Alors que l'armée prenait le relais pour eux, Farca indiqua qu'elle devait retourner chercher son sac. Bélial insista pour l'accompagner, affirmant qu'elle pourrait encore tomber sur un ennemi alors qu'elle n'avait plus de moyen de se défendre. Sieg proposa d'y aller aussi, mais sa partenaire l'en dissuada, lui rappelant que la princesse comptait sur eux pour la protéger. Comprenant que la démone voulait en fait être seule avec la naine, le bretteur acquiesça.

Les demoiselles partirent dans les couloirs en silence. Farca sentait que Bélial attendait qu'elle fasse le premier pas, mais la démone masquait mal son inquiétude, lui adressant régulièrement des coups d'œil inquiets. À un couloir de leur but, la sang-mêlée n'en pouvait plus et céda.

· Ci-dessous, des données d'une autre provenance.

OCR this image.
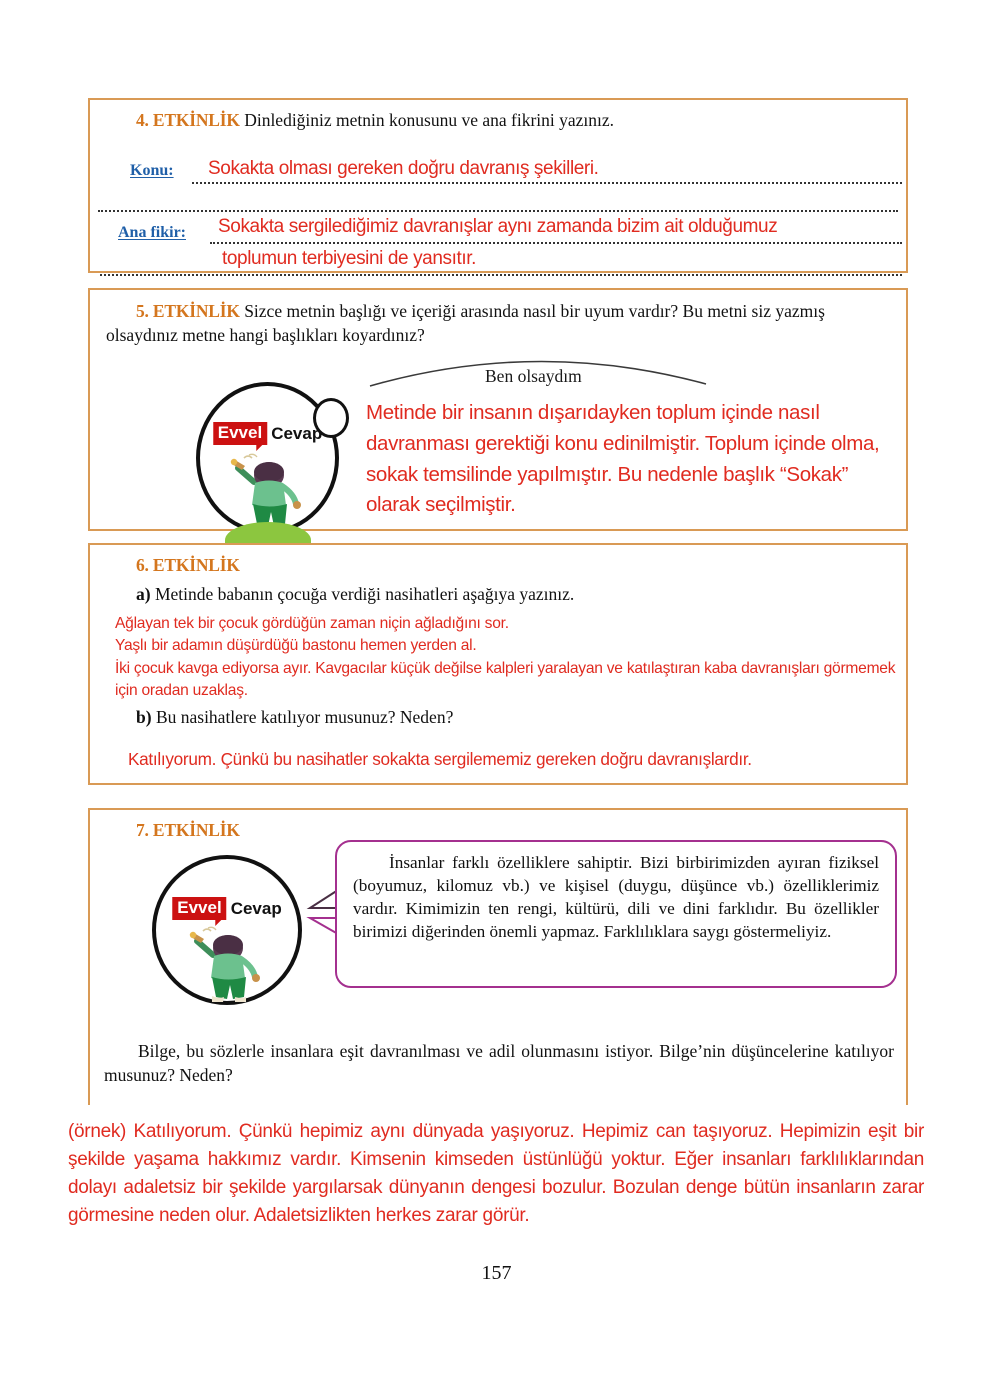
4. ETKİNLİK Dinlediğiniz metnin konusunu ve ana fikrini yazınız.
Konu: Sokakta olması gereken doğru davranış şekilleri.
Ana fikir: Sokakta sergilediğimiz davranışlar aynı zamanda bizim ait olduğumuz
toplumun terbiyesini de yansıtır.
5. ETKİNLİK Sizce metnin başlığı ve içeriği arasında nasıl bir uyum vardır? Bu metni siz yazmış olsaydınız metne hangi başlıkları koyardınız?
Evvel Cevap
Ben olsaydım
Metinde bir insanın dışarıdayken toplum içinde nasıl davranması gerektiği konu edinilmiştir. Toplum içinde olma, sokak temsilinde yapılmıştır. Bu nedenle başlık “Sokak” olarak seçilmiştir.
6. ETKİNLİK
a) Metinde babanın çocuğa verdiği nasihatleri aşağıya yazınız.
Ağlayan tek bir çocuk gördüğün zaman niçin ağladığını sor.
Yaşlı bir adamın düşürdüğü bastonu hemen yerden al.
İki çocuk kavga ediyorsa ayır. Kavgacılar küçük değilse kalpleri yaralayan ve katılaştıran kaba davranışları görmemek için oradan uzaklaş.
b) Bu nasihatlere katılıyor musunuz? Neden?
Katılıyorum. Çünkü bu nasihatler sokakta sergilememiz gereken doğru davranışlardır.
7. ETKİNLİK
Evvel Cevap
İnsanlar farklı özelliklere sahiptir. Bizi birbirimizden ayıran fiziksel (boyumuz, kilomuz vb.) ve kişisel (duygu, düşünce vb.) özelliklerimiz vardır. Kimimizin ten rengi, kültürü, dili ve dini farklıdır. Bu özellikler birimizi diğerinden önemli yapmaz. Farklılıklara saygı göstermeliyiz.
Bilge, bu sözlerle insanlara eşit davranılması ve adil olunmasını istiyor. Bilge’nin düşüncelerine katılıyor musunuz? Neden?
(örnek) Katılıyorum. Çünkü hepimiz aynı dünyada yaşıyoruz. Hepimiz can taşıyoruz. Hepimizin eşit bir şekilde yaşama hakkımız vardır. Kimsenin kimseden üstünlüğü yoktur. Eğer insanları farklılıklarından dolayı adaletsiz bir şekilde yargılarsak dünyanın dengesi bozulur. Bozulan denge bütün insanların zarar görmesine neden olur. Adaletsizlikten herkes zarar görür.
157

– T'as bien compris ce que j'ai fais, non ?

La barbare hocha la tête.

– J'avais le choix... J'aurais pu la jouer fine, essayer de sauver Baldar. J'aurais même pu avouer qui j'étais à Shan et Radan quand mon frère m'a vendue. Je ne vais pas sortir l'excuse que je n'aurais pas pu vous parler du plan s'ils m'avaient choppé comme ça, ou que la famille royale aurait été en danger si je ne t'avais pas passé mes bombes. En toute honnêteté, quand j'ai réalisé que la vie de Baldar était dans mes mains, j'étais... euphorique...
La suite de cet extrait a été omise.